1
Identify all parties and confirm the partnership's legal name
Enter the full legal names of every partner and the partnership's registered name exactly as it appears in your state, provincial, or national registration. Include the jurisdiction of formation and any registered business number.
💡 Pull the exact legal name from your original partnership registration certificate — trade names and DBAs will not suffice for legal enforceability.
2
Set the effective dissolution date and operations cease date
Choose two distinct dates: the date on which new business activity stops, and the official legal dissolution date. The gap between them gives you time to complete outstanding work, notify creditors, and distribute assets.

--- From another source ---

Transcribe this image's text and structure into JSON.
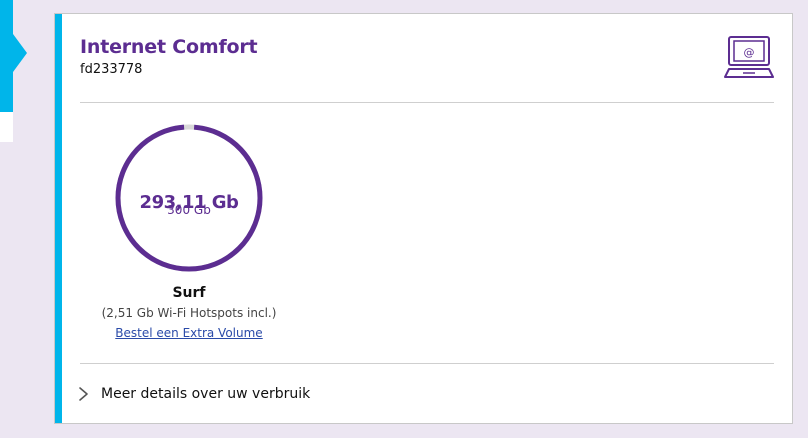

💡 Check your original partnership agreement — many specify a required notice period or partner vote before dissolution can take effect.
3
Complete Schedule A — asset inventory and valuation
List every asset the partnership owns: cash accounts, accounts receivable, equipment, vehicles, real estate, intellectual property, domain names, and customer lists. Agree on a valuation method — fair market value, book value, or independent appraisal — and apply it consistently.
💡 For assets above $10,000 in value, engage an independent appraiser. Self-assessed values are a common source of post-dissolution disputes.
4
Complete Schedule B — liabilities and debt allocation
List every known liability: bank loans, lines of credit, vendor payables, lease obligations, tax liabilities, and pending litigation. Assign each to the partner who will assume it and include a corresponding indemnification obligation.
💡 Request a payoff statement from every lender before executing the agreement so the balance figures are accurate as of the effective date.
5
Complete Schedule C — open contracts and third-party obligations
List every active customer contract, vendor agreement, software subscription, commercial lease, and license. For each, decide whether it will be completed, assigned, novated to one partner, or terminated — and record who bears the cost.
💡 Check each contract for assignment restrictions and consent requirements. Many commercial leases and software agreements prohibit transfer without landlord or vendor approval.
6
Draft the asset distribution waterfall
Using the capital account balances and agreed ownership percentages, calculate each partner's net distribution after all liabilities are paid. Confirm the math balances to zero — total assets minus total liabilities equals total distributions.
💡 Have your accountant reconcile capital accounts before you fill in the distribution percentages. Unreconciled accounts are the most common source of last-minute renegotiation.
7
Review and tailor the mutual release and post-dissolution clauses
Confirm that fraud and willful misconduct are carved out of the mutual release. Calibrate the non-compete duration and geography to each partner's actual role — a passive investor typically needs no non-compete, while a managing partner with direct customer relationships may need a 12-month restriction.
💡 If any partner is based in California, Minnesota, or a comparable jurisdiction that restricts non-competes, remove or significantly narrow that clause for that individual before signing.
8
Execute before all parties take action on dissolution
All partners must sign the agreement before any assets are distributed, any contracts are terminated, and any public notices are filed. Post-distribution signatures create fresh consideration problems and can leave individual actions legally unsupported.
💡 File the required dissolution notice with your state or provincial registry within the timeframe specified by local partnership law — typically 30–90 days after the effective date.